The alleged plot was supposed to have been carried out by a member of the Zetas drug cartel, who was to be paid up to $1.5 million to implement the plan. US officials, even while acknowledging the "B-movie" aspect of the story, reportedly "fanned out" to convince our allies the plot was real and –with Congress already demanding new sanctions on Iran –that the economic vise be tightened. Not only are the more hysterical neocons calling for military action against Iran –no surprise there —but the headlines had the normally staid and relatively reserved Steve Clemons, a prominent Obama shill, babbling that "this is a serious situation" and "the U.S. has reached a point where it must take action," and Sen. Carl Levin calling the plot "an act of war."
Less than 24 hours after Holder’s press conference, the whole fantasy began to unravel under closer scrutiny. Gary Sick, of the Middle East Institute at Columbia University, averred that the alleged plot "departs from all known Iranian policies and procedures," and went on to write:
"It is difficult to believe that they would rely on a non-Islamic criminal gang to carry out this most sensitive of all possible missions. In this instance, they allegedly relied on at least one amateur and a Mexican criminal drug gang that is known to be riddled with both Mexican and U.S. intelligence agents. "Whatever else may be Iran’s failings, they are not noted for utter disregard of the most basic intelligence tradecraft, e.g. discussing an ultra-covert operation on an open international line between Iran and the U.S. Yet that is what happened here."

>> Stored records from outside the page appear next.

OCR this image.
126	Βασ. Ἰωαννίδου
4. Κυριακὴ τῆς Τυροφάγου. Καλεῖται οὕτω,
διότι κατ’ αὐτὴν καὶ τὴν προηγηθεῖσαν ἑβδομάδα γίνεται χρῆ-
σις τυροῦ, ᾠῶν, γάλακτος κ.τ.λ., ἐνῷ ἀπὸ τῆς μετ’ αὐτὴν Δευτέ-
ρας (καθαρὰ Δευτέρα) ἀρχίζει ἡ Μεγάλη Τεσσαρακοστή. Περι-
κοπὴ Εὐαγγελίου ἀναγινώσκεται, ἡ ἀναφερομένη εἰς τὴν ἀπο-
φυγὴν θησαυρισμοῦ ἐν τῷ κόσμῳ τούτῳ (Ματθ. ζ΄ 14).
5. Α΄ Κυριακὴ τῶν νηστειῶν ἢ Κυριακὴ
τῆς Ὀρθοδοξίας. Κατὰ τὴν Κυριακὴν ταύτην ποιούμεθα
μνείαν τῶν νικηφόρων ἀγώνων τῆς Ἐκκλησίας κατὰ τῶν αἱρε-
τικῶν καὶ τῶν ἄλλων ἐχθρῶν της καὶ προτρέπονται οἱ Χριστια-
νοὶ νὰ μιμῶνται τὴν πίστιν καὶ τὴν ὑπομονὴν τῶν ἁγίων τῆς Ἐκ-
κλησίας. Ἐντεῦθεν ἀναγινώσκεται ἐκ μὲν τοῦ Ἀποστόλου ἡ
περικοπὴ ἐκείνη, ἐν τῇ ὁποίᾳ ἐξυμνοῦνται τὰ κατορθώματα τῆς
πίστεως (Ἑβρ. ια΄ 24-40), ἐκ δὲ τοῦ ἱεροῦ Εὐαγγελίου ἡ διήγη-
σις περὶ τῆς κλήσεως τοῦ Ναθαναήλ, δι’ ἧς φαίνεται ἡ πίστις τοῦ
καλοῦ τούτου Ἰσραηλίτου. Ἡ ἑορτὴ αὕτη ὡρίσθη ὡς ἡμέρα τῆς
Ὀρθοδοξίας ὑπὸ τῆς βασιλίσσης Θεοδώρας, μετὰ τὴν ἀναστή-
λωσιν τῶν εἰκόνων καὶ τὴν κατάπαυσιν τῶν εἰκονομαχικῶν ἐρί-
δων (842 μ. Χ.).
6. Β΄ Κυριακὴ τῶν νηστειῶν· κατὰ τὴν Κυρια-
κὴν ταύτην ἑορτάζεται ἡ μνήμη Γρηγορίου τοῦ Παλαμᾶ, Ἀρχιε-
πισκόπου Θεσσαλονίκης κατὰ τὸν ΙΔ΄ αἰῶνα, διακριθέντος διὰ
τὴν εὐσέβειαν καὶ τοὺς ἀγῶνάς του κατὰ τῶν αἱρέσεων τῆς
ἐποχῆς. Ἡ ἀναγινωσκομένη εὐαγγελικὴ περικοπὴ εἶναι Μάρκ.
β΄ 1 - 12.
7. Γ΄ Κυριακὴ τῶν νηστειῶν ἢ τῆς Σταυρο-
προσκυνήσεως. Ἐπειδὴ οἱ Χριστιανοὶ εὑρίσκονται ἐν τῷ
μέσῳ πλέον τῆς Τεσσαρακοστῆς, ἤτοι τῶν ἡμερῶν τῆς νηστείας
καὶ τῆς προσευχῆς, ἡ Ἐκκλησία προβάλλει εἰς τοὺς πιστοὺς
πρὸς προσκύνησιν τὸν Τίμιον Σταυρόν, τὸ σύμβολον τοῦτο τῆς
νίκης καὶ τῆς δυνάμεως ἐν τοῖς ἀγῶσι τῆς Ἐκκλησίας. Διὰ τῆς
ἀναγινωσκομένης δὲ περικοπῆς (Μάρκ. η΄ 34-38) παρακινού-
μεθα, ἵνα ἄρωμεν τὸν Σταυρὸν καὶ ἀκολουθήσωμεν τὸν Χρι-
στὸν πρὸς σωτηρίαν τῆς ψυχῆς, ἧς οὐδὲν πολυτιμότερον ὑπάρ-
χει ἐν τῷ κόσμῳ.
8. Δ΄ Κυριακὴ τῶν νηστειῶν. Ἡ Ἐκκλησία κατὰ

Kenneth Katzman, a Middle East analyst with the Congressional Research Office, concurs:
"There is simply no precedent —or even reasonable rationale —for Iran working any plot, no matter where located, through a non-Muslim proxy such as Mexican drug gangs. No one high up in the Quds, the I.R.G.C. command, the Supreme National Security Committee, or anywhere else in the Iranian chain of command would possibly trust that such a plot could be kept secret or carried out properly by the Mexican drug people. They absolutely would not trust such a thing to them, given Iran’s undoubted assumption that the Mexicans are penetrated by the D.E.A. and F.B.I. and A.T.F., etc —and indeed this plot was revealed by just such a U.S. informant….
"Are we to believe that this Texas car seller was a Quds sleeper agent for many years resident in the U.S.? Ridiculous. They (the Iranian command system) never ever use such has-beens or loosely connected people for sensitive plots such as this."